The thesis is part of a comprehensive research conducted at the Technion, dealing with Water-Sensitive Planning - WaSP. In it, “urban runoff" is considered a resource, rather than a nuisance. Previous studies have focused on runoff as a water resource; the current work focuses on runoff as a scenic resource within the urban environment, particularly in residential neighborhoods.
The work comprises four stages:
· Studying aspects of landscape development that regard runoff as a resource, including a summary concerning sustainable urban landscape development and basic hydrological and environmental principles dealing with urban runoff management.

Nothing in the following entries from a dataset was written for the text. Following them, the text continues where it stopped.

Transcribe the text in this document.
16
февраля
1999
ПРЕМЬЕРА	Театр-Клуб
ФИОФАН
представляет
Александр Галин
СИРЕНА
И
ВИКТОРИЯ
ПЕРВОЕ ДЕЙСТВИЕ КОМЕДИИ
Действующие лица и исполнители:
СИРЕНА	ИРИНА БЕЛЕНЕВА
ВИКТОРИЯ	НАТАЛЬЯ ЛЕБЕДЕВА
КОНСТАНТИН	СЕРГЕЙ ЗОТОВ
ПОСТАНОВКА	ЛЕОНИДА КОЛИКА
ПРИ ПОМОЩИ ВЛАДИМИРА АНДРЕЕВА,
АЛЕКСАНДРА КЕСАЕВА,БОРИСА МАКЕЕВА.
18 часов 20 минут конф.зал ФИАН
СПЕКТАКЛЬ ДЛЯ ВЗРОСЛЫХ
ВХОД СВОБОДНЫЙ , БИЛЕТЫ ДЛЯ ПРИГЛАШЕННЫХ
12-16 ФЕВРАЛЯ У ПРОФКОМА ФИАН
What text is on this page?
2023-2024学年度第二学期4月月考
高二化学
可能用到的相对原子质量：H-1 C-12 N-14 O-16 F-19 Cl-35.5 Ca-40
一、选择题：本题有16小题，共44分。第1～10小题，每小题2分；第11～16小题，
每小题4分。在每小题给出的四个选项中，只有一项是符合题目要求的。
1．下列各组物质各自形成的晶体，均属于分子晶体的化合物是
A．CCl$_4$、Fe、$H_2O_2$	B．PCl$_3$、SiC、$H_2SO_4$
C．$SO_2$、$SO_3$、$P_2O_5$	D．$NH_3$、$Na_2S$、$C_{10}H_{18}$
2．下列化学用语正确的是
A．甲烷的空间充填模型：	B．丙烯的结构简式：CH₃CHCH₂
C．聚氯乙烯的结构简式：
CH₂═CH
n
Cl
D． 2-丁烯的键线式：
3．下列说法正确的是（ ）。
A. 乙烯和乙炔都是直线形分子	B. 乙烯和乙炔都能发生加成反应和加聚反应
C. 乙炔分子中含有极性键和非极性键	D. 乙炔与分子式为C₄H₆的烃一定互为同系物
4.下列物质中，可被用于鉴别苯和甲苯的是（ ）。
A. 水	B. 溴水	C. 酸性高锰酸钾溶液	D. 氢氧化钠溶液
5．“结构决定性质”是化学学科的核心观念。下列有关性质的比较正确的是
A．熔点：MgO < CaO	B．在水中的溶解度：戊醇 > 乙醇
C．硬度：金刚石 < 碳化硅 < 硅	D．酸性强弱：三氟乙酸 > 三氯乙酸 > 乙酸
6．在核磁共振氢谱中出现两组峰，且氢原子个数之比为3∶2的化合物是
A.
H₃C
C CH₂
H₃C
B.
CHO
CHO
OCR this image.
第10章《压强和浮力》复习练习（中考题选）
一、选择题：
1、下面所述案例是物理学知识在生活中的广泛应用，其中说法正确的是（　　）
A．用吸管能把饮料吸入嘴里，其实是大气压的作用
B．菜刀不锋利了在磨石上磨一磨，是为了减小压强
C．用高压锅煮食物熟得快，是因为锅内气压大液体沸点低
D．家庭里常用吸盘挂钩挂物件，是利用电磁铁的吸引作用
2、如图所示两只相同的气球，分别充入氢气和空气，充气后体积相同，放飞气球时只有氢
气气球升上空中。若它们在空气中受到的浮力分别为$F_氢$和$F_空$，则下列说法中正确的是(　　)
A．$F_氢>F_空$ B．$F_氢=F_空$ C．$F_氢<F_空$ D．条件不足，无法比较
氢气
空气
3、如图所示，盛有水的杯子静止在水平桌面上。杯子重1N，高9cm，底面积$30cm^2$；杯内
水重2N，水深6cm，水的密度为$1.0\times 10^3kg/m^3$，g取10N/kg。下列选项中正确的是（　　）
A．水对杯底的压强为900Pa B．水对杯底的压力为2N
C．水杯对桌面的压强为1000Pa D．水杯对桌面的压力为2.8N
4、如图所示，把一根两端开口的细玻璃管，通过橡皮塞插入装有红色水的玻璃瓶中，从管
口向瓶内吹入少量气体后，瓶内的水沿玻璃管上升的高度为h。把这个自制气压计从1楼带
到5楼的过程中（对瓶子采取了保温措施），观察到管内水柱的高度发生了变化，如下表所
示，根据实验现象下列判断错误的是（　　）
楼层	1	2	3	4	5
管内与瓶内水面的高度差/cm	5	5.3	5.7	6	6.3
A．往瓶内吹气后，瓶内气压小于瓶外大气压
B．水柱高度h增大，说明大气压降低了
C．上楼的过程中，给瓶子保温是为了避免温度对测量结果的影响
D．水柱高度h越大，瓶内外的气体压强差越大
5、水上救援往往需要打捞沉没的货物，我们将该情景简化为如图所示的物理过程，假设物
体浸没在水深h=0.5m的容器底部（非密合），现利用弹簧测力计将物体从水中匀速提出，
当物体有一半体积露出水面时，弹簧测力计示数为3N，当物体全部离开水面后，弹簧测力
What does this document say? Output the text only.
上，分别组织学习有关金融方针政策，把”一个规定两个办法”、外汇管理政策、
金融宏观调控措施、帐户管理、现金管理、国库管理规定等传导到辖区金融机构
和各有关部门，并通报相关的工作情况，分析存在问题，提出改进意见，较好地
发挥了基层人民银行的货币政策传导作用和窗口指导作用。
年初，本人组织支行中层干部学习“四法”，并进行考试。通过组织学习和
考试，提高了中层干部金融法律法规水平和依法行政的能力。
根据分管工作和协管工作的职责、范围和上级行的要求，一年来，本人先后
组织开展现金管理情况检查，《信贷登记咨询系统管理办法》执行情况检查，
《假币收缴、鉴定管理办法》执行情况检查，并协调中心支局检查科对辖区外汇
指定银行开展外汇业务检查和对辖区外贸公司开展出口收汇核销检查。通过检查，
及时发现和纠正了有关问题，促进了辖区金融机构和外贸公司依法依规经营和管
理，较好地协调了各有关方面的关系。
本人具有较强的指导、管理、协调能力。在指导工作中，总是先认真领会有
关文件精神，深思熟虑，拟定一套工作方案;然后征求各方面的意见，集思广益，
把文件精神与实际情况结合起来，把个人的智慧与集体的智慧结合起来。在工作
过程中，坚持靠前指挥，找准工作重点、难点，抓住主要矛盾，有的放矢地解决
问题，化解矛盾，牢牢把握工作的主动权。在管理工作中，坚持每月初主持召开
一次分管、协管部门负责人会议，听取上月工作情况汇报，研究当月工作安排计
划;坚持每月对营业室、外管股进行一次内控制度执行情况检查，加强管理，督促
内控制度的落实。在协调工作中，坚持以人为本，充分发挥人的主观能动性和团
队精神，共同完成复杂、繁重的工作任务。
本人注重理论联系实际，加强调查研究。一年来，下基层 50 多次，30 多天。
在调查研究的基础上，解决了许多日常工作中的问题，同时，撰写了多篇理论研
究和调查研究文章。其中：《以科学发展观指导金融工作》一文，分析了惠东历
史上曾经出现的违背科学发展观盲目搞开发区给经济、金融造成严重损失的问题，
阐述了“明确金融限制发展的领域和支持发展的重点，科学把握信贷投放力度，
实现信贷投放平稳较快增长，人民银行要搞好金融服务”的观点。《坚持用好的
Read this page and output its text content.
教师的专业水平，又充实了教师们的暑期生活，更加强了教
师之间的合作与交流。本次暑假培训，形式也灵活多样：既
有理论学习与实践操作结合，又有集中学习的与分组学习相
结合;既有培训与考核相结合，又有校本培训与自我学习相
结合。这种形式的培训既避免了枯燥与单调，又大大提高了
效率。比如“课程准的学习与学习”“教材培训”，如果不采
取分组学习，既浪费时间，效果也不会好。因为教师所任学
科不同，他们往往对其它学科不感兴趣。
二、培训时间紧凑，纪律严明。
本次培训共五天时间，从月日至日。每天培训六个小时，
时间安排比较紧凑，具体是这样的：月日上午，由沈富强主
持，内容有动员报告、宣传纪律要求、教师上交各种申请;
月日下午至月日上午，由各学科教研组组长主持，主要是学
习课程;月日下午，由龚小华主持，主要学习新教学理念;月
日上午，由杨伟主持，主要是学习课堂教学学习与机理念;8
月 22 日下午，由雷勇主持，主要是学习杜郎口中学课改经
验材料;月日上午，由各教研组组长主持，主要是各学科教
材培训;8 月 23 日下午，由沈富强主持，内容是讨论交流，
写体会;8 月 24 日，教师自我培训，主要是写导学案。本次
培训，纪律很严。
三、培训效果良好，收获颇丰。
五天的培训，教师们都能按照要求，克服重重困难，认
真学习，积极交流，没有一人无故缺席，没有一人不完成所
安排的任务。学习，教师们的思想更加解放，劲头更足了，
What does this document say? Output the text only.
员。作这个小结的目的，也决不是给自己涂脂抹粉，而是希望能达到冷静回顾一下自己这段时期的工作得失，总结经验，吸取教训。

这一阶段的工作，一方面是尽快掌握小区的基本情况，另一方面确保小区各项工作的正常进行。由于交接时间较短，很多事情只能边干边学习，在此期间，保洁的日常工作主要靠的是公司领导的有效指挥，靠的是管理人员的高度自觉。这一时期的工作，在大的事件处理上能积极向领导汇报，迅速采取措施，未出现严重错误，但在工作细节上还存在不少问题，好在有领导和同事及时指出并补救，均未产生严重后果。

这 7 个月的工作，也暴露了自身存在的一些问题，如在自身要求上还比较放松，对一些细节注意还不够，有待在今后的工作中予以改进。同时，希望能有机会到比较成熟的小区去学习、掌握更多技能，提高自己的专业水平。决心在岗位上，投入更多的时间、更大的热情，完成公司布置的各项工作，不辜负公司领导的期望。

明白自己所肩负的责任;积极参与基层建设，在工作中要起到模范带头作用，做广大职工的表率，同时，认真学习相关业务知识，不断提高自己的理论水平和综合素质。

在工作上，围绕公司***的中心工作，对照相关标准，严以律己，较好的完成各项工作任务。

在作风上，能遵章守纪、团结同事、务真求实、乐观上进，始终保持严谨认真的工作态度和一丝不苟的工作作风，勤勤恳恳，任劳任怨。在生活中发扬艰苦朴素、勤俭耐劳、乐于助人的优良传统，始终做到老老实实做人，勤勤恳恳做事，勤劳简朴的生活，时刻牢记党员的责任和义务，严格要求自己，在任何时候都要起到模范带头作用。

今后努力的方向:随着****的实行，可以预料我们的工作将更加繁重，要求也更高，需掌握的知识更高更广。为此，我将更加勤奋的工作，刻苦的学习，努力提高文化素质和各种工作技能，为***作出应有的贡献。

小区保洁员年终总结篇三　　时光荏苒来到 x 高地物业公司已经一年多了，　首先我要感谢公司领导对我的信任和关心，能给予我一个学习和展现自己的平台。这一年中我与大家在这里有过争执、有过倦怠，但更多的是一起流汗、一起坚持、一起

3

· Compilation of practical knowledge about neighborhood landscape development relating to runoff as a resource.
· Implementation and examination of the knowledge that has been learned in the previous stages, in a planning case study - a neighborhood landscape development project in a specific neighborhood (neighborhood 2012 in Ra'anana), whi ch is currently in the stages of planning, and represents a typical urban development situation above the Israeli Shore Aquifer.
· Drawing of conclusions and consolidation of recommendations for modifications in the processes of urban neighborhood landscape development and their outcome, so that they would consider to runoff as a resource.
Based on the above, several recommendations are formulated and organized according to the following components: Principles of planning; changes in the neighborhood planning process; modifications in the design of drainage systems; revisions in the training of professionals who are involved in the planning of residential neighborhoods; and increasing public awareness.
The conclusions of this work identify some contributions of neighborhood landscape development that takes runoff management into consideration: (a) Increasing infiltration into the ground: in average, for every dunam built in accordance with our recommendations, there is an addition of 70 cubic meters, as compared with conventional planning; (b) Contribution to the neighborhood's aesthetical appearance; (c) Contribution to environmental awareness; and (d) Economic benefits.